A Readymade
by Lucia Perillo
Out of nowhere the phone rings, and the voice
of a fat man answers: Hell-low bay-bee . . .
each syllable its own word. “Chantilly Lace”:
a song not sung so much as fumbled through,
a manifesto of befuddlement and pleasure—call it
a little game between “I” and “me” said Marcel Duchamp
when asked why he’d hang a porcelain urinal
in the Grand Central exhibition, where people
would be expecting to see . . . well, something else.
Something not a urinal.
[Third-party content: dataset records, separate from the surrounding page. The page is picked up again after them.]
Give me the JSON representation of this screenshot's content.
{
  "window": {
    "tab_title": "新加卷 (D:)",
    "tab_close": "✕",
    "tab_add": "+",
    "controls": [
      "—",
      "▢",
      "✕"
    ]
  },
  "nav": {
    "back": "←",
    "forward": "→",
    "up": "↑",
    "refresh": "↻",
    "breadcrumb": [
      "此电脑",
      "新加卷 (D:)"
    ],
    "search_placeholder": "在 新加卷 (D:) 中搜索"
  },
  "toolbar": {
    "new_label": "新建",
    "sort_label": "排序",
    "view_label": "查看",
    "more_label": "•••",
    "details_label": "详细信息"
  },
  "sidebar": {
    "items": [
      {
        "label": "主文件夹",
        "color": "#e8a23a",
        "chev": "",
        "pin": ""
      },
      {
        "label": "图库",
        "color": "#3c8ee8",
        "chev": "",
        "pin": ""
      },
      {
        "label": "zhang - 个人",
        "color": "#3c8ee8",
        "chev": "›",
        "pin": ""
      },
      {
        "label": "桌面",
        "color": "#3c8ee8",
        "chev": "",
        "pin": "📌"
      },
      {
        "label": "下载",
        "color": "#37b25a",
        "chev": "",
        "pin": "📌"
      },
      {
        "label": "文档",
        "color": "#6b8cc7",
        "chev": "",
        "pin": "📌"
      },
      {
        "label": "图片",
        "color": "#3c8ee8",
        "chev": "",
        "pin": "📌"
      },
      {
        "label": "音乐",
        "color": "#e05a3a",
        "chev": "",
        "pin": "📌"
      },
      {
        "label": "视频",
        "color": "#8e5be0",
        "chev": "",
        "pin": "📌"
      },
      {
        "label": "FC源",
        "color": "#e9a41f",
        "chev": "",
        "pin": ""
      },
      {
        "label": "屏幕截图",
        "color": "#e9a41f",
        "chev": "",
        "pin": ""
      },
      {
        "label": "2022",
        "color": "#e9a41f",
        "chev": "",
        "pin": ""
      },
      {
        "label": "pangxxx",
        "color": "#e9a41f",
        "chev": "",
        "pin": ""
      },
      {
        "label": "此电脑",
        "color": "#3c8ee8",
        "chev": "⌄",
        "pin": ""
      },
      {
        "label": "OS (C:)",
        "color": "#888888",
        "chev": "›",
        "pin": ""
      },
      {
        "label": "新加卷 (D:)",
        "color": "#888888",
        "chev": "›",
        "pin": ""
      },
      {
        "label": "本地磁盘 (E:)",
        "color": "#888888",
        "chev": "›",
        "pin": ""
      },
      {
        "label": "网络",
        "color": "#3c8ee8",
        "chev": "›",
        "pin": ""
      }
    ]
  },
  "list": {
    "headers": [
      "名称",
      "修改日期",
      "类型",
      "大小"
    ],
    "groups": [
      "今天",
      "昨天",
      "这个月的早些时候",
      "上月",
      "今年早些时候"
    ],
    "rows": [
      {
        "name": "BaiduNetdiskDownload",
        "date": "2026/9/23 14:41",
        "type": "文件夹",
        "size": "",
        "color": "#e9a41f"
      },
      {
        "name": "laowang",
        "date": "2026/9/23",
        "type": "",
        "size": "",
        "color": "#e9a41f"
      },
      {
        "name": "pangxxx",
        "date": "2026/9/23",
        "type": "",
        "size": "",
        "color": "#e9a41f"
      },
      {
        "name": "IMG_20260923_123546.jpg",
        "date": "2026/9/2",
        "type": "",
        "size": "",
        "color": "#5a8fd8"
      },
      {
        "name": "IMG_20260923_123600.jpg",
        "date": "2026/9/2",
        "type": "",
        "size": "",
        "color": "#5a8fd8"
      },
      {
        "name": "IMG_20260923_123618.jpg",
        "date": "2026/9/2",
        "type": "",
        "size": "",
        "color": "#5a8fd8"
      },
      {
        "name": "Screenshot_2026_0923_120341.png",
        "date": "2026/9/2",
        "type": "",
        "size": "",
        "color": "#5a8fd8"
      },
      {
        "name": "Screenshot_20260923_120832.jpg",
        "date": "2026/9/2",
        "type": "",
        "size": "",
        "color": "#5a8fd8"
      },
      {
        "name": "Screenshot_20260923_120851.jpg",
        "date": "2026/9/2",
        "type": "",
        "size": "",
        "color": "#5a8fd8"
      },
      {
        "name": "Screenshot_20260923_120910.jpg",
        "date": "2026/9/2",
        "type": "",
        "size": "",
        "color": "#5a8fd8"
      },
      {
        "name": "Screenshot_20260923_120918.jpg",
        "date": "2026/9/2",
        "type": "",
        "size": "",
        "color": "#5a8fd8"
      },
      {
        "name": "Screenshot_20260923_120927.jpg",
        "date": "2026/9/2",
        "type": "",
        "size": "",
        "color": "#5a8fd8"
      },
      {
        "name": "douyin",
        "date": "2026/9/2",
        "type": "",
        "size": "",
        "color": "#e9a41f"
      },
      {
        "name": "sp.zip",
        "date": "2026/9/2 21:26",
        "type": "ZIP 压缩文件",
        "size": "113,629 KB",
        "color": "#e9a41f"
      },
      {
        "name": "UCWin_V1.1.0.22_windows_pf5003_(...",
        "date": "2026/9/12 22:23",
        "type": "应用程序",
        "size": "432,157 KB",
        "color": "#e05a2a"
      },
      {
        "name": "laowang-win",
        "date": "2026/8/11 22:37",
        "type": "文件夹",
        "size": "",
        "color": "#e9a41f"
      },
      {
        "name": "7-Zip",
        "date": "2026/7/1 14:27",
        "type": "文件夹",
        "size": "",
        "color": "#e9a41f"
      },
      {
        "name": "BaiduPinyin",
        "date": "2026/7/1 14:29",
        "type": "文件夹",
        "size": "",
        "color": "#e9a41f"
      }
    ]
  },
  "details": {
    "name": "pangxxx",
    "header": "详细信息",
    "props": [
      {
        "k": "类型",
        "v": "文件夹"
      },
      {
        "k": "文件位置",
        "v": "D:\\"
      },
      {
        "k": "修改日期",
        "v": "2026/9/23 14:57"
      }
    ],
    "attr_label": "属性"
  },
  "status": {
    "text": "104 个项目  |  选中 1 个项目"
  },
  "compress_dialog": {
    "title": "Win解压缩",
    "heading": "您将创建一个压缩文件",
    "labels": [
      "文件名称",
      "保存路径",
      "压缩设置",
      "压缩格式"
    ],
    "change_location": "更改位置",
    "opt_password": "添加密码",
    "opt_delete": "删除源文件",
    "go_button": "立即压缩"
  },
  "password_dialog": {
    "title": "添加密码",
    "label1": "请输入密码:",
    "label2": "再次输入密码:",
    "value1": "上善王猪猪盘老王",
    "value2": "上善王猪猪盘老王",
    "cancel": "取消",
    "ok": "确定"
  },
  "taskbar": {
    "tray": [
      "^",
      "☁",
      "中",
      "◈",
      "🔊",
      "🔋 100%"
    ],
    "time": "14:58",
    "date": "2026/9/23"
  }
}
It is a matter of record
the fat man’s name was J. P. Richardson, a.k.a.
The Big Bopper, whose purchase on history boils down
to these questions: Do I what? and Will I what?
Plus the fact of his going down in the plane
that also killed Ritchie Valens and Buddy Holly
the night my head was battering the gates
of my mother’s cervix—when the phone rang for me,
by God I was going to answer (hello baby).
The problem is usually not so much what to include
as what to leave out: you can see how the urinal
establishes a precedent for putting any
old thing up there on the wall—a snow shovel,
a bicycle seat, a “Do I what?” a “Will I what?”
Pretty soon all you’d want to do is play chess
as a way of narrowing the field—I am only
a breather Duchamp said later, and the urinal
got thrown away by someone who mistook it for trash.
Some distinctions elude us, such as whether
the Beechcraft did or did not disappear
in a preternaturally glowing cloud, the night
the world asked Will I what? and I said
Yes. Shucked off my animal-skin coat
and left it scattered among the wreckage
the day the music died, in an otherwise empty field.